The promise to amend the Olympic Charter to “better articulate human rights responsibilities” (Action 1.1, p.27) can have considerable legal consequences, depending on the outcome and wording of that amendment. It could open up widely the possibility to challenge before the CAS the decisions of the IOC, and beyond of the members of the Olympic movement, on the basis of human rights. This is not, per se, a guarantee that the CAS, which has until now engaged in a very benevolent review of decisions of SGBs on the basis of human rights, will actively embrace this opportunity. Nevertheless, it is a necessary condition for human rights to be more systematically employed to hold accountable the members of the Olympic Movement and challenge their policies. As such, it does not, however, solve other issues, such as the question whether rights-holders external to the Olympic Movement but potentially adversely impacted by it have legal standing under the Olympic Charter (this problem has been discussed in more detail here). Unfortunately, the strategy also does not say much about alternative ways for rights-holders to claim their rights and access remedies. It does not include the objective to remedy human rights harms and instead only the plan to strengthen existing reporting mechanisms in the context of safeguarding (Action 8.1, p.35).

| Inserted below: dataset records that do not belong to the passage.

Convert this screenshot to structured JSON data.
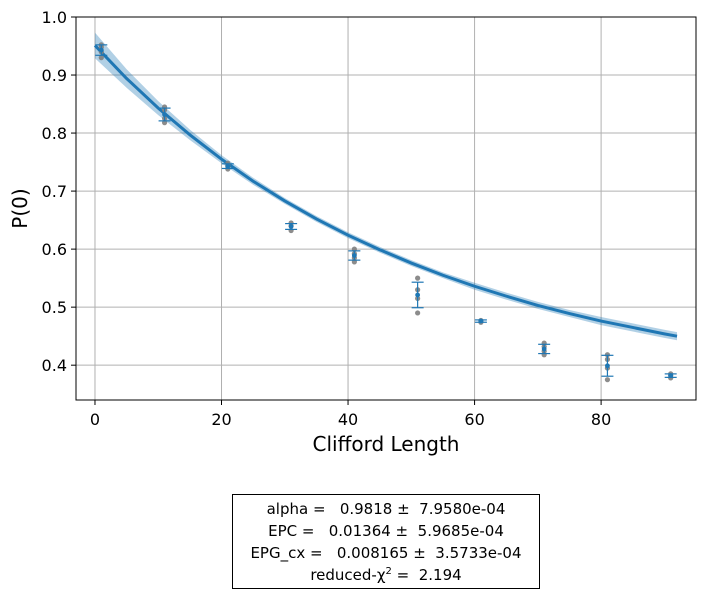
{
  "chart_data": {
    "type": "scatter",
    "title": "",
    "xlabel": "Clifford Length",
    "ylabel": "P(0)",
    "xlim": [
      -3,
      95
    ],
    "ylim": [
      0.34,
      1.0
    ],
    "xticks": [
      0,
      20,
      40,
      60,
      80
    ],
    "yticks": [
      0.4,
      0.5,
      0.6,
      0.7,
      0.8,
      0.9,
      1.0
    ],
    "ytick_labels": [
      "0.4",
      "0.5",
      "0.6",
      "0.7",
      "0.8",
      "0.9",
      "1.0"
    ],
    "grid": true,
    "colors": {
      "fit": "#1f77b4",
      "band": "#1f77b4",
      "raw": "#808080",
      "mean": "#1f77b4",
      "grid": "#b0b0b0"
    },
    "raw_points": [
      {
        "x": 1,
        "y": 0.93
      },
      {
        "x": 1,
        "y": 0.94
      },
      {
        "x": 1,
        "y": 0.948
      },
      {
        "x": 1,
        "y": 0.952
      },
      {
        "x": 11,
        "y": 0.818
      },
      {
        "x": 11,
        "y": 0.825
      },
      {
        "x": 11,
        "y": 0.84
      },
      {
        "x": 11,
        "y": 0.845
      },
      {
        "x": 21,
        "y": 0.738
      },
      {
        "x": 21,
        "y": 0.742
      },
      {
        "x": 21,
        "y": 0.745
      },
      {
        "x": 21,
        "y": 0.748
      },
      {
        "x": 31,
        "y": 0.632
      },
      {
        "x": 31,
        "y": 0.64
      },
      {
        "x": 31,
        "y": 0.645
      },
      {
        "x": 41,
        "y": 0.578
      },
      {
        "x": 41,
        "y": 0.585
      },
      {
        "x": 41,
        "y": 0.592
      },
      {
        "x": 41,
        "y": 0.6
      },
      {
        "x": 51,
        "y": 0.49
      },
      {
        "x": 51,
        "y": 0.515
      },
      {
        "x": 51,
        "y": 0.53
      },
      {
        "x": 51,
        "y": 0.55
      },
      {
        "x": 61,
        "y": 0.474
      },
      {
        "x": 61,
        "y": 0.477
      },
      {
        "x": 71,
        "y": 0.418
      },
      {
        "x": 71,
        "y": 0.424
      },
      {
        "x": 71,
        "y": 0.432
      },
      {
        "x": 71,
        "y": 0.438
      },
      {
        "x": 81,
        "y": 0.375
      },
      {
        "x": 81,
        "y": 0.395
      },
      {
        "x": 81,
        "y": 0.41
      },
      {
        "x": 81,
        "y": 0.418
      },
      {
        "x": 91,
        "y": 0.378
      },
      {
        "x": 91,
        "y": 0.382
      },
      {
        "x": 91,
        "y": 0.385
      }
    ],
    "mean_points": [
      {
        "x": 1,
        "y": 0.943,
        "err": 0.009
      },
      {
        "x": 11,
        "y": 0.832,
        "err": 0.011
      },
      {
        "x": 21,
        "y": 0.743,
        "err": 0.004
      },
      {
        "x": 31,
        "y": 0.639,
        "err": 0.005
      },
      {
        "x": 41,
        "y": 0.589,
        "err": 0.008
      },
      {
        "x": 51,
        "y": 0.521,
        "err": 0.022
      },
      {
        "x": 61,
        "y": 0.476,
        "err": 0.002
      },
      {
        "x": 71,
        "y": 0.428,
        "err": 0.008
      },
      {
        "x": 81,
        "y": 0.399,
        "err": 0.018
      },
      {
        "x": 91,
        "y": 0.382,
        "err": 0.003
      }
    ],
    "fit_curve": {
      "x": [
        0,
        5,
        10,
        15,
        20,
        25,
        30,
        35,
        40,
        45,
        50,
        55,
        60,
        65,
        70,
        75,
        80,
        85,
        90,
        92
      ],
      "y": [
        0.951,
        0.894,
        0.843,
        0.797,
        0.755,
        0.717,
        0.683,
        0.652,
        0.624,
        0.599,
        0.576,
        0.555,
        0.536,
        0.519,
        0.503,
        0.489,
        0.476,
        0.465,
        0.454,
        0.45
      ],
      "band_halfwidth": [
        0.022,
        0.016,
        0.012,
        0.009,
        0.007,
        0.006,
        0.005,
        0.005,
        0.005,
        0.005,
        0.005,
        0.005,
        0.006,
        0.006,
        0.006,
        0.006,
        0.007,
        0.007,
        0.007,
        0.007
      ]
    }
  },
  "fit_box": {
    "line1": "alpha =   0.9818 ±  7.9580e-04",
    "line2": "EPC =   0.01364 ±  5.9685e-04",
    "line3": "EPG_cx =   0.008165 ±  3.5733e-04",
    "line4_prefix": "reduced-χ",
    "line4_sup": "2",
    "line4_suffix": " =  2.194"
  }
}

Ultimately, it is uncertain at this point whether this Strategic Framework will mark a fundamental point of inflexion in the way in which the IOC governs the Olympic Movement and awards and oversees the organization of the Olympic Games. While on paper it contains many commitments which could affect the governance processes of the organisation, much will depend in practice on how these commitments will be implemented. Will the IOC dedicate the necessary resources and rewards for human rights to be taken seriously inside its organisation? How will the IOC conduct HRDD? Who will be consulted (and how) in the process of doing this HRDD? Will the IOC’s Human Rights Advisory Committee be sufficiently independent to hold it accountable? If yes, will it have the space and time necessary to be effective or will it soon be dismantled like the FIFA Human Rights Advisory Board? Will the human rights criteria to select host cities really gain bite or will they remain merely incantations? Can these human rights commitments overcome the fundamental governance flaws that plague the IOC, and in particular the lack of democratic legitimacy and representativeness of its executives? Time and research will help answer many of these questions.
For now, we can say for sure that after the publication of this framework it will be increasingly difficult to argue that human rights are not part of lex sportiva and applicable to SGBs, as for example the World Athletics did after the Caster Semenya award. A few years ago, the late Prof. John Ruggie referred to his work advising FIFA to adopt and implement human rights commitments as “adding human rights punch to the lex mercatoria”, he probably should have referred in his title to lex sportiva. In any event, the IOC’s Strategic Framework follows a similar path, the fundamental question being how strong the punch will ultimately be.